A delayed coking process having improved liquid yield and liquid product distribution relative to coke yield is characterized by the absence of heavy recycle. The coker feedstock is heated in the coker furnace and led to the coker drums where coking takes place and the vaporous effluence are passed to a fractionator from which the heavy gas oil fraction is removed as product. Process heat is conserved by indirect heat exchange of the feedstock with the coking products prior to the feedstock entering the coking furnace. A further improvement in liquid yield and selectivity is obtained by adding a solvent or diluent to the feedstock and this may be either a hydrocarbon fraction such as a coker distillate, a light gas oil or another fraction having an end point below 450° C.; in addition, it may be used in conjunction with a reactive or nonreactive gas such as nitrogen, steam, hydrogen or hydrogen sulfide.

Description

FIELD OF THE INVENTION
This invention relates to a delayed coking process and more particularly, to a delayed coking process which minimizes the yield of coke and maximizes the yield of less refractory liquid products.
BACKGROUND OF THE INVENTION
The delayed coking process is an established petroleum refinery process which is used on very heavy low value residuum feeds to obtain lower boiling cracked products. It can be considered as a high severity thermal cracking or destructive distillation and may be used on residuum feedstocks containing nonvolatile asphaltic materials which are not suitable for catalytic cracking operations because of their propensity for catalyst fouling or for catalyst deactivation by their content of ash or metals. Coking is generally used on heavy oils, especially vacuum residua, to make lighter components that can then be processed catalytically to form products of higher economic value. In the delayed coking process, the heavy oil feedstock is heated rapidly in a tubular furnace from which it flows directly to a large coking drum which is maintained under conditions at which coking occurs, generally with temperatures above about 450° under a slight superatmospheric pressure. In the drum, the heated feed decomposes to form coke and volatile components which are removed from the top of the drum and passed to a fractionator. When the coke drum is full of solid coke, the feed is switched to another drum and the full drum is cooled and emptied of the coke product. Generally, at least two coking drums are used so that one drum is being charged while coke is being removed from the other.

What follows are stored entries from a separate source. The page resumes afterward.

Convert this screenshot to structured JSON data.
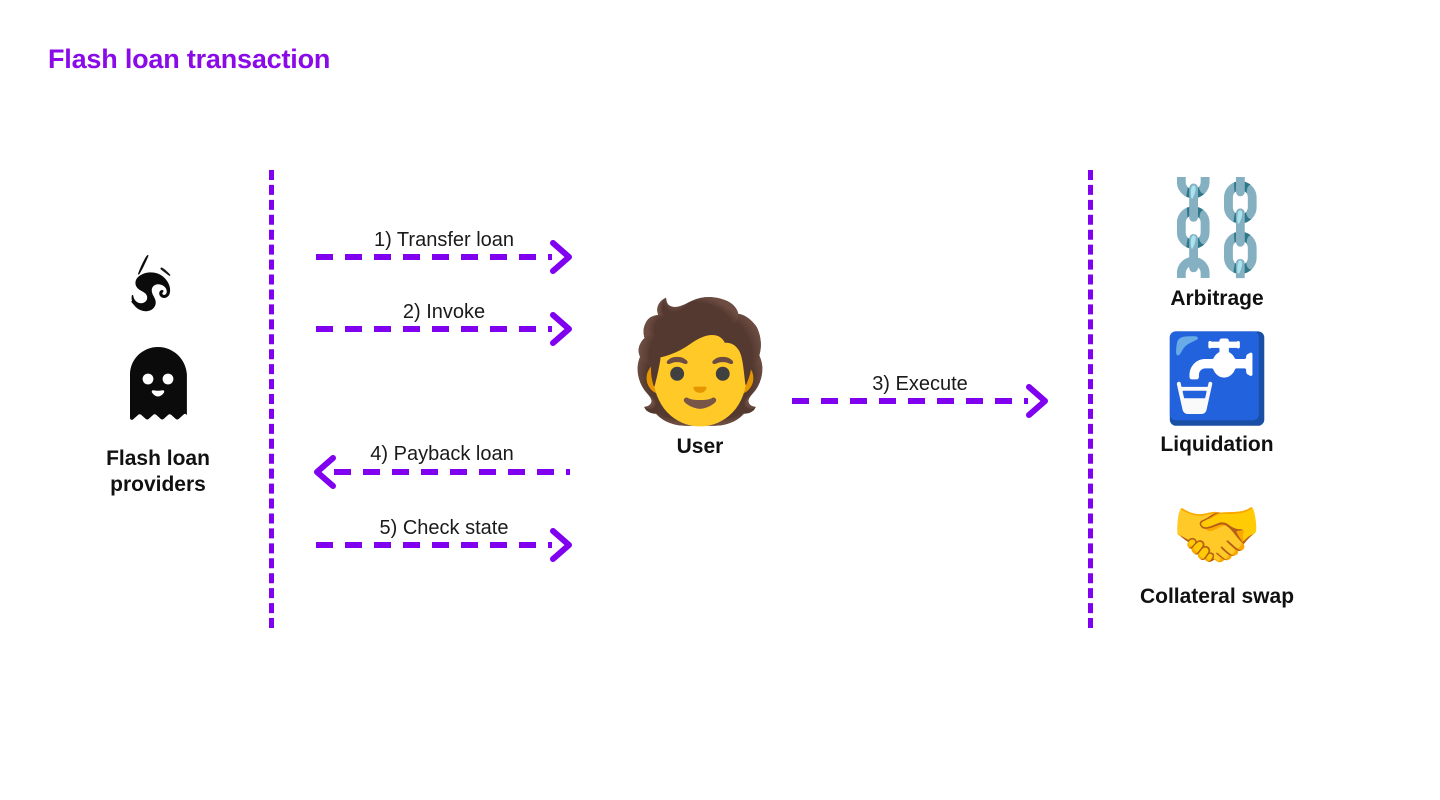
{
  "page": {
    "title": "Flash loan transaction",
    "background": "#ffffff",
    "accent_purple": "#8000f0",
    "title_purple": "#8a0ae8",
    "text_color": "#111111"
  },
  "actors": {
    "left": {
      "id": "flash-loan-providers",
      "label": "Flash loan\nproviders",
      "icons": [
        {
          "name": "uniswap-unicorn-logo",
          "glyph": ""
        },
        {
          "name": "aave-ghost-logo",
          "glyph": ""
        }
      ]
    },
    "center": {
      "id": "user",
      "label": "User",
      "icons": [
        {
          "name": "person-emoji",
          "glyph": "🧑"
        }
      ]
    },
    "right_items": [
      {
        "id": "arbitrage",
        "label": "Arbitrage",
        "icon_name": "chains-emoji",
        "glyph": "⛓️"
      },
      {
        "id": "liquidation",
        "label": "Liquidation",
        "icon_name": "potable-water-emoji",
        "glyph": "🚰"
      },
      {
        "id": "collateral-swap",
        "label": "Collateral swap",
        "icon_name": "handshake-emoji",
        "glyph": "🤝"
      }
    ]
  },
  "messages": [
    {
      "id": "msg-1",
      "label": "1) Transfer loan",
      "direction": "right",
      "from": "flash-loan-providers",
      "to": "user"
    },
    {
      "id": "msg-2",
      "label": "2) Invoke",
      "direction": "right",
      "from": "flash-loan-providers",
      "to": "user"
    },
    {
      "id": "msg-3",
      "label": "3) Execute",
      "direction": "right",
      "from": "user",
      "to": "protocols"
    },
    {
      "id": "msg-4",
      "label": "4) Payback loan",
      "direction": "left",
      "from": "user",
      "to": "flash-loan-providers"
    },
    {
      "id": "msg-5",
      "label": "5) Check state",
      "direction": "right",
      "from": "flash-loan-providers",
      "to": "user"
    }
  ]
}
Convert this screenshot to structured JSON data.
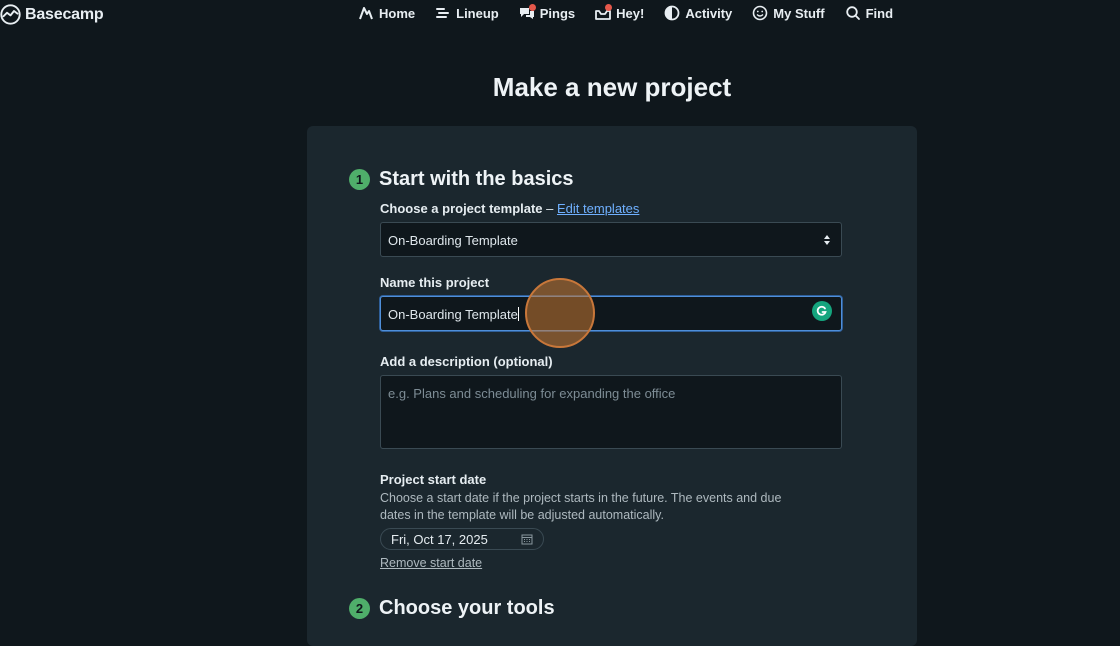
{
  "app": {
    "name": "Basecamp"
  },
  "nav": [
    {
      "label": "Home",
      "icon": "home-icon"
    },
    {
      "label": "Lineup",
      "icon": "lineup-icon"
    },
    {
      "label": "Pings",
      "icon": "pings-icon",
      "badge": true
    },
    {
      "label": "Hey!",
      "icon": "hey-icon",
      "badge": true
    },
    {
      "label": "Activity",
      "icon": "activity-icon"
    },
    {
      "label": "My Stuff",
      "icon": "smiley-icon"
    },
    {
      "label": "Find",
      "icon": "search-icon"
    }
  ],
  "page": {
    "title": "Make a new project"
  },
  "step1": {
    "number": "1",
    "title": "Start with the basics",
    "template_label": "Choose a project template",
    "template_sep": " – ",
    "edit_templates": "Edit templates",
    "template_value": "On-Boarding Template",
    "name_label": "Name this project",
    "name_value": "On-Boarding Template",
    "desc_label": "Add a description (optional)",
    "desc_placeholder": "e.g. Plans and scheduling for expanding the office",
    "start_label": "Project start date",
    "start_help": "Choose a start date if the project starts in the future. The events and due dates in the template will be adjusted automatically.",
    "start_value": "Fri, Oct 17, 2025",
    "remove_start": "Remove start date"
  },
  "step2": {
    "number": "2",
    "title": "Choose your tools"
  },
  "colors": {
    "accent_green": "#4fae6a",
    "link": "#6fb0ff",
    "focus": "#4f8fd9",
    "grammarly": "#15a57e"
  }
}
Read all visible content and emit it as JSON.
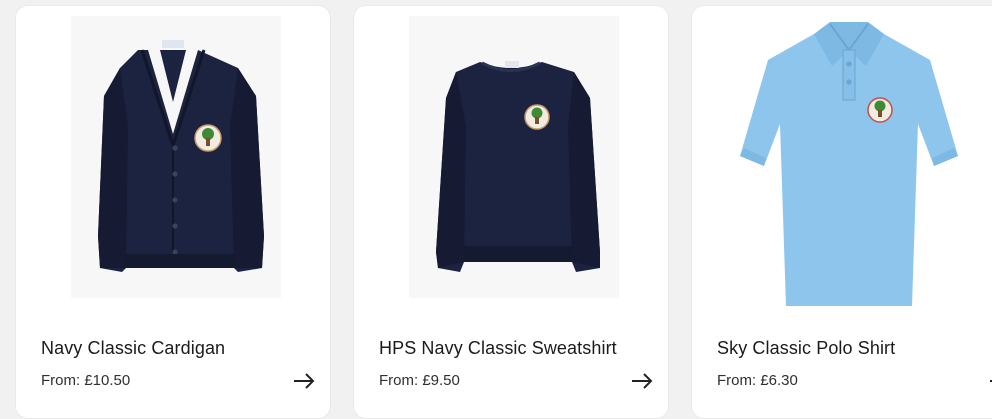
{
  "products": [
    {
      "title": "Navy Classic Cardigan",
      "price": "From: £10.50",
      "image_icon": "navy-cardigan-image",
      "arrow_icon": "arrow-right-icon"
    },
    {
      "title": "HPS Navy Classic Sweatshirt",
      "price": "From: £9.50",
      "image_icon": "navy-sweatshirt-image",
      "arrow_icon": "arrow-right-icon"
    },
    {
      "title": "Sky Classic Polo Shirt",
      "price": "From: £6.30",
      "image_icon": "sky-polo-shirt-image",
      "arrow_icon": "arrow-right-icon"
    }
  ],
  "colors": {
    "navy": "#1c2340",
    "sky": "#8ec5ec",
    "card": "#ffffff",
    "page": "#f1f1f1"
  }
}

In order to bring the feedstock up to the required temperature and to conserve process heat, the feedstock is usually charged to the base of the fractionator tower which receives the overheads from the coke drum. The feed to the furnace is taken from the bottom of the fractionator or "combination" tower and the products of the coking process, including heavy coker gas oil, light coker gas oil and coker gasoline are removed from higher levels in the tower. The use of the tower bottoms as the feed for the coker furnace has three main objectives. First, heavy fractions which are recycled through the unit will be further cracked to lower boiling products which have greater utility even though the yield of coke ("coke make") is increased by this recycling; second, the metals content of the products is reduced as the coke make increases because the metals tend to accumulate in the coke; third, use of the recycle as diluent tends to reduce coking in the furnace. Coking in the furnace is a significant problem in delayed coking operations because although the yields of coke and gas may be reduced by operating the coking drums at higher temperatures, the higher temperatures which are required in the furnace to provide them, lead to excessive fouling in the tubes of the furnace, with a concommitantly greater maintenance requirement to clean the furnace tubes. Furnace fouling may be reduced by using an inert gas stripper, usually steam, but even then the practical limitations on furnace conditions generally constitute the principal impediment to improved operation of the coker.

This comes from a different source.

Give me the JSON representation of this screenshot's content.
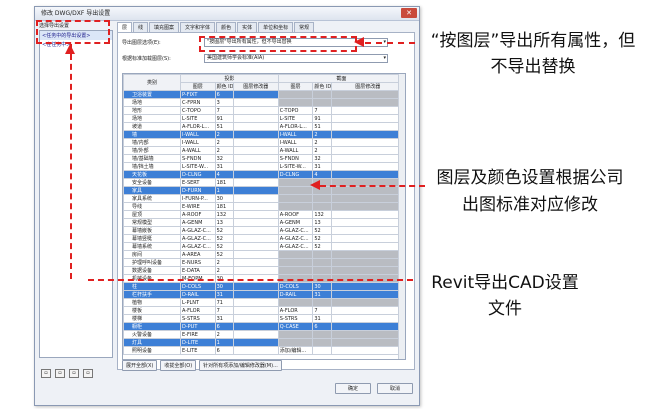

Present trends in the petroleum refining industry are making it more and more desirable to increase the yield of lighter products, especially gasoline and distillates, from residual products which themselves are becoming heavier and more difficult to process. This requires a significant increase in residual oil upgradng capacity but because this generally requires major capital expenditure, it would be desirable to find some way of increasing the yield of lighter products using existing equipment. At the present, most delayed coker units are limited by the coke make, that is, by the amount of coke which they produce relative to the yield of cracked products. Although, as mentioned above, the yield of cracked products may be increased by operating at higher temperatures, this is generally not practicable because of the increased downtime required for furnace maintenance. Therefore, any improvement in the delayed coker process should preferably be accomplished without the necessity of operating under conditions which lead to increased furnace fouling and generally this will mean that increases in furnace temperature will normally have to be avoided.
One shortcoming of existing delayed coking technology is that with the heavier crudes now being employed in refineries, relatively large coke yields (of the order of 30 to 40 weight percent) are obtained, with a nonselective yield distribution of relatively low quality, refractory liquid products. The yield distribution is, of course, difficult to control in a purely thermal operation with a given type of feed and therefore offers only a limited potential for improvement. However, the large coke yield and the quality of the liquid product can be attributed to the use of the fractionator or combination tower in which the feedstock is directly heat exhanged with the vaporous effluent from the coker drums. Although this serves to conserve process heat, it also results in the heaviest components of the coker effluent being condensed and returned as recycle to the furnace, generally in amounts which range from 5 to 40 percent of the fresh coker feed, depending on the operational and heat requirements of the particular unit. Although the recycle is highly refractory and, as previously mentioned, tends to reduce coking in the furnace, it nevertheless produces a significant amount of coke so that the final coke yield is increased. Furthermore, the liquid products derived from the heavy recycle tend to be more refractory and of lower quality than the liquid products from fresh feed of the same boiling range.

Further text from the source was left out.